Thursday, February 12, 2009

Check Please!

Some guys don't just forget the flowers; they even forget the conversation. When I was dating, before I was involved in a happy relationship, I met a guy who had contacted me on line. Meeting in a coffeehouse in Chelsea, I had a bad feeling about him almost immediately because he just had to have a cigarette only a few minutes after we met. When he went outside to smoke, I told the waitress to bring the check so that I could leave soon after he came back to our table. She was very busy though, so she forgot to bring it before he came back inside. Ten minutes after sitting down again, he went outside again to smoke another cigarette. By this point, I was just ready to leave. I got the waitress' attention, and she finally brought the check. When he got back to the table, he saw the check and grinned. I told him that a friend just called me and I had to go see her before it got too late. He told me to "cut the s**t.

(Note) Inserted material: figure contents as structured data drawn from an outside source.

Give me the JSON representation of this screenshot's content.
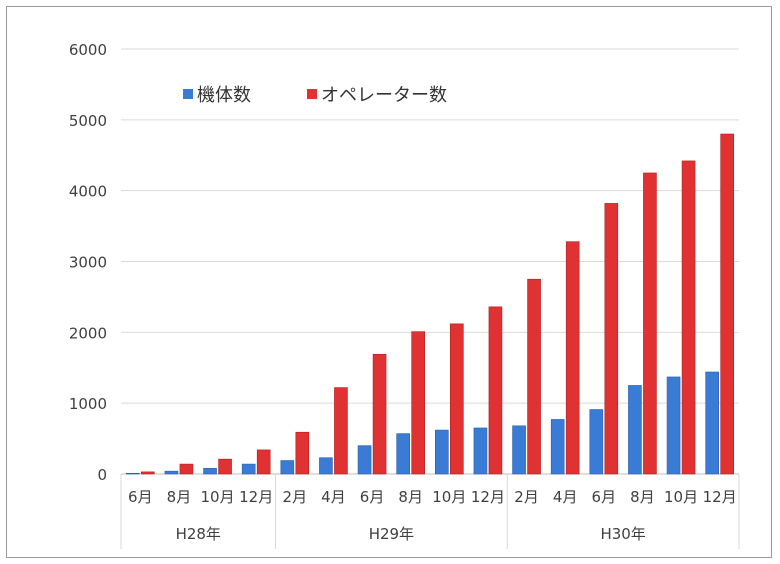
{
  "chart_data": {
    "type": "bar",
    "title": "",
    "xlabel": "",
    "ylabel": "",
    "ylim": [
      0,
      6000
    ],
    "yticks": [
      0,
      1000,
      2000,
      3000,
      4000,
      5000,
      6000
    ],
    "grid": true,
    "legend_position": "top-left",
    "categories": [
      "6月",
      "8月",
      "10月",
      "12月",
      "2月",
      "4月",
      "6月",
      "8月",
      "10月",
      "12月",
      "2月",
      "4月",
      "6月",
      "8月",
      "10月",
      "12月"
    ],
    "groups": [
      {
        "label": "H28年",
        "count": 4
      },
      {
        "label": "H29年",
        "count": 6
      },
      {
        "label": "H30年",
        "count": 6
      }
    ],
    "series": [
      {
        "name": "機体数",
        "color": "#3a7bd5",
        "values": [
          10,
          40,
          80,
          140,
          190,
          230,
          400,
          570,
          620,
          650,
          680,
          770,
          910,
          1250,
          1370,
          1440
        ]
      },
      {
        "name": "オペレーター数",
        "color": "#e03232",
        "values": [
          30,
          140,
          210,
          340,
          590,
          1220,
          1690,
          2010,
          2120,
          2360,
          2750,
          3280,
          3820,
          4250,
          4420,
          4800
        ]
      }
    ]
  }
}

We both knew why we were there and we might as well say it." I looked at him in probably what looked to anyone observing us as awestruck amazement when he asked,"So, what time do I get to f**k you tonight?" After getting over my shock, I began laughing uncontrollably. He became so angry that he stormed out of the coffeehouse without paying. I promptly paid his portion of the bill and told the waitress that I just wanted to sit and enjoy my coffee while I finished the chapter in Wuthering Heights, the book I was reading. I found moody Heathcliff to be a more agreeable date that night than my on line acquaintance.